In visualizing the image, it is possible to argue that there is celebration, defiance and even hope for the future in the photograph. The little girl holding her flag up seems to be in defiance of the soldier pointing at her. The other children who are clearly not supposed to be on top of the tanker add to the notion of defiance. The sublime emotion aroused by the image create pleasure and awe at seeing the children on the military tanker a situation which would be unthinkable in ordinary times (Mirzaeff 9). In visual art, the sublime evokes visual emotion from the limitations of human ability against nature. The image of the children arouses awe and even curiosity because it is uncommon and unexpected in everyday life. The sublime correlates situations that have no relationship in the normal life, such as children showing patriotism on a military tanker, and gives them meaning through context and culture. The sublime is therefore a product of culture and by extension, visual culture (Mirzaeff 9)
Such visual images have the capacity to inform and influence mass culture. The images may not depict the reality due to contextual issues and digital manipulation. However, the visual is still formidable in creating emotions that print and texts cannot arouse. Seeing the children standing on the tanker with their patriotic flag arouses emotions that cannot be created by even descriptive text. The viewers of images should take care not to fall into the prejudices that arise from sublime visual analysis. The challenge for scholars is to find all inclusive frameworks for understanding visual images from across the world. This is necessary because the longevity of visual culture depends on its anticipation and adaptation the future rather than the accuracy of its past analysis of culture.
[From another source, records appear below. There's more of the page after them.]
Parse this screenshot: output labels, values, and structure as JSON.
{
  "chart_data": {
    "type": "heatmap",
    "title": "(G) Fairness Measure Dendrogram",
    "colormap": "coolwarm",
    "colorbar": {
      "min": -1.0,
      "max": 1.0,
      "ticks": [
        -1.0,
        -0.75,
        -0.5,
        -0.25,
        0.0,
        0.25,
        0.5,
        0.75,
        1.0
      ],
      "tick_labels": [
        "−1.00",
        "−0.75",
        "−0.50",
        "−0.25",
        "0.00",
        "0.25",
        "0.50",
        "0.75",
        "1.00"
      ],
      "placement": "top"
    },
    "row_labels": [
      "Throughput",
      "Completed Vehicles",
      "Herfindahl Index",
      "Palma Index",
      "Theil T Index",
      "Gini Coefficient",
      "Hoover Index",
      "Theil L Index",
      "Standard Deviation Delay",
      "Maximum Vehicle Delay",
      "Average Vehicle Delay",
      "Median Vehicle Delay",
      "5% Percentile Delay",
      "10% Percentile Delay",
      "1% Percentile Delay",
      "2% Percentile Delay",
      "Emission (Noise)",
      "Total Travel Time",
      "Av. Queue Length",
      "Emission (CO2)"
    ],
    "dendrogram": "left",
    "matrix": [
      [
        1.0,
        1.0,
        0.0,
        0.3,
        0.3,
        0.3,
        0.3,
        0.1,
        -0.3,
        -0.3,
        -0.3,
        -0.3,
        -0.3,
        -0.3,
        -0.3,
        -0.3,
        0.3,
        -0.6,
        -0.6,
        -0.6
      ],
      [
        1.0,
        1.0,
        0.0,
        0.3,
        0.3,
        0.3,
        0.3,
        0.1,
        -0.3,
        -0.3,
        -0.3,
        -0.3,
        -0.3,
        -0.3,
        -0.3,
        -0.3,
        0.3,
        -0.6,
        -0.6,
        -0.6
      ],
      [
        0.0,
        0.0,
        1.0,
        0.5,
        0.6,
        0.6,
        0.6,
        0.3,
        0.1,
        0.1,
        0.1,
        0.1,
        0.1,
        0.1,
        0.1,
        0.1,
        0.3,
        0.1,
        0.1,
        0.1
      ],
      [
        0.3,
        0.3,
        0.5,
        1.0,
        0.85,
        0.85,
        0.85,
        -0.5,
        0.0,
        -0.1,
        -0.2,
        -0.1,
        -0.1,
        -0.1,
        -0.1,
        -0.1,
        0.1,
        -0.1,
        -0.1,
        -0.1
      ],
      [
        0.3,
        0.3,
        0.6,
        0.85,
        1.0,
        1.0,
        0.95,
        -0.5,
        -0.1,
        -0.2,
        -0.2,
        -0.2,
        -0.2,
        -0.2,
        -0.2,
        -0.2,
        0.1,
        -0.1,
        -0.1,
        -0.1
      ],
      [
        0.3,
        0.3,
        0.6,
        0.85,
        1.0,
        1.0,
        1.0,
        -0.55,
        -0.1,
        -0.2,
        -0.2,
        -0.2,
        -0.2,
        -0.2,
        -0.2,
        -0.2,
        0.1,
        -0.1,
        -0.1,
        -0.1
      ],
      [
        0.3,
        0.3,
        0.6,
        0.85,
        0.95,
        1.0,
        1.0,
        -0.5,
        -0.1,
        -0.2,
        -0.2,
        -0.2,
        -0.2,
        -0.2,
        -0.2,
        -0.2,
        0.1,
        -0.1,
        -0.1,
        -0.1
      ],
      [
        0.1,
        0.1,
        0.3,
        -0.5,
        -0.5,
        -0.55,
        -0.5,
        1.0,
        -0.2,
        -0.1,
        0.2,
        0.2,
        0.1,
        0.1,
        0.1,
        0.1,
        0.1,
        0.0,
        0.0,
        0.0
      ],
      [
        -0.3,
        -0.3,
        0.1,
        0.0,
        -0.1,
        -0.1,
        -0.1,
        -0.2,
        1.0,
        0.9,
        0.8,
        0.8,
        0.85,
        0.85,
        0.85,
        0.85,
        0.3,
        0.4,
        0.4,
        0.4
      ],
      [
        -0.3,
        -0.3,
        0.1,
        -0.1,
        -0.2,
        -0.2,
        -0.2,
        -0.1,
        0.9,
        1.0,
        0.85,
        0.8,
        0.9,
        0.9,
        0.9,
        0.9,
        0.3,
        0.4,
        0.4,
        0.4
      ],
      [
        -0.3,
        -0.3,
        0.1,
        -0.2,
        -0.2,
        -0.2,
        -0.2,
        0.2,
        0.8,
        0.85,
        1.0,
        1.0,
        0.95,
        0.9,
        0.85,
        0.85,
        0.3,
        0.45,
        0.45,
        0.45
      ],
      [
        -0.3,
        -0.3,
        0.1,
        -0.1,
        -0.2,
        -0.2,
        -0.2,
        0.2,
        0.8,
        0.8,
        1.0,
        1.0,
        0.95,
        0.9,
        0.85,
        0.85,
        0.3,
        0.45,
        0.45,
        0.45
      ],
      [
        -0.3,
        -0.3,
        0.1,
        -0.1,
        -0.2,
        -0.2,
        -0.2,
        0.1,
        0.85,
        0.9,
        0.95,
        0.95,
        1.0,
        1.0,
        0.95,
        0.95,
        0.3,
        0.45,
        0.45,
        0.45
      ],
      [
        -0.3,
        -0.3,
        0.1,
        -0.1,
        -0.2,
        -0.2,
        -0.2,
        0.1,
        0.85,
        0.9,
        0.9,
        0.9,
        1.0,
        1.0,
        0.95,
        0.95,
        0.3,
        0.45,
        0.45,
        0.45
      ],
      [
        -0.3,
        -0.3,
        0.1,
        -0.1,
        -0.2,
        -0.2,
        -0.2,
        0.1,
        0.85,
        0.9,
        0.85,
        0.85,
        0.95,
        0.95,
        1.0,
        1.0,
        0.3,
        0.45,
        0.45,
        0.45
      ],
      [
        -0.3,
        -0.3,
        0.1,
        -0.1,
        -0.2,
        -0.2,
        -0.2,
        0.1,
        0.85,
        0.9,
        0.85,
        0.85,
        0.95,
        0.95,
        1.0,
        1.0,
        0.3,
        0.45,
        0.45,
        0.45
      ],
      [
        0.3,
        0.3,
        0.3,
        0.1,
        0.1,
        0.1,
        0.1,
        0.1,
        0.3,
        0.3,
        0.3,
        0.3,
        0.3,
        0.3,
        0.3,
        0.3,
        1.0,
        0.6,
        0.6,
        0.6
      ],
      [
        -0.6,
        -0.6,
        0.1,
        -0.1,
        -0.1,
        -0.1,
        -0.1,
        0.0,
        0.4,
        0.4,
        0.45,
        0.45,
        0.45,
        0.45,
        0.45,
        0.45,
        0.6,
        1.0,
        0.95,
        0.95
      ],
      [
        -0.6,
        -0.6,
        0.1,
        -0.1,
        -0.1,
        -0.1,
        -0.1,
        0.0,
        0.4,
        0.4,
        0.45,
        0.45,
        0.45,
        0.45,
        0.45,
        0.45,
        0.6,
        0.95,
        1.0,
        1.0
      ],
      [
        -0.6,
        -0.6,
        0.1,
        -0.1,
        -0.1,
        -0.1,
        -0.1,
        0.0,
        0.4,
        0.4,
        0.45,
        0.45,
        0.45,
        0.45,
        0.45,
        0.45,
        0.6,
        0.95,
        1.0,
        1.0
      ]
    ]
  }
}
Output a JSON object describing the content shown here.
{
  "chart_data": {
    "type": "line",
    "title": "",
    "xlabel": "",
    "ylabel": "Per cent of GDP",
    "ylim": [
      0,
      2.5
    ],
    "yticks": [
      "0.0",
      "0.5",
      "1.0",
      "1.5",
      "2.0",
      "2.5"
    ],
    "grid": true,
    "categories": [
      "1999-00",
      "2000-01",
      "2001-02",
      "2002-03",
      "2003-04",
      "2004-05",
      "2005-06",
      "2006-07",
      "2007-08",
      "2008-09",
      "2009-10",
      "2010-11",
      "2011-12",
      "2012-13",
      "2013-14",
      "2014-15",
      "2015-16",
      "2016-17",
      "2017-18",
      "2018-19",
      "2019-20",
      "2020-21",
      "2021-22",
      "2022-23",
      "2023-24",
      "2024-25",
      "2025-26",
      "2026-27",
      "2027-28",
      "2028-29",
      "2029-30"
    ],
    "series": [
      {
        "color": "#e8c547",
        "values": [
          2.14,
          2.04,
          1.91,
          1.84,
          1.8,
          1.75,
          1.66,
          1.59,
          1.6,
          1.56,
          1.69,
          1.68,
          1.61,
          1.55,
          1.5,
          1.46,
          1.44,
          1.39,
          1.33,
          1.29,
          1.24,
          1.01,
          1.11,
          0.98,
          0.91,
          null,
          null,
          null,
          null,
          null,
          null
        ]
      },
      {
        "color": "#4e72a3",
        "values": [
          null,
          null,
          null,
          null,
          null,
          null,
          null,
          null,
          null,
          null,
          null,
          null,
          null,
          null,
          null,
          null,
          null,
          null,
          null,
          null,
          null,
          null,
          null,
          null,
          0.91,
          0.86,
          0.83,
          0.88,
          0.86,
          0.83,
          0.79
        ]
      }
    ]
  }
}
The future of visual culture is in everyday life. Technology is turning the world into a global village. In a not so distant future, time and place will no longer be barriers to global interaction. Visual culture will play a central role in bridging the gap across cultures. To perform this role effectively, visual culture will have to transcend the bounds of academia and prevail on prevail on popular culture through practical and applicable concepts. Improvements in technologies such as the internet, software applications, digital recording and high definition displays will improve the visual experience.
Work Cited
Mirzoeff, Nicholas. An Introduction to Visual Culture. London [u.a.: Routledge, 1999. Print.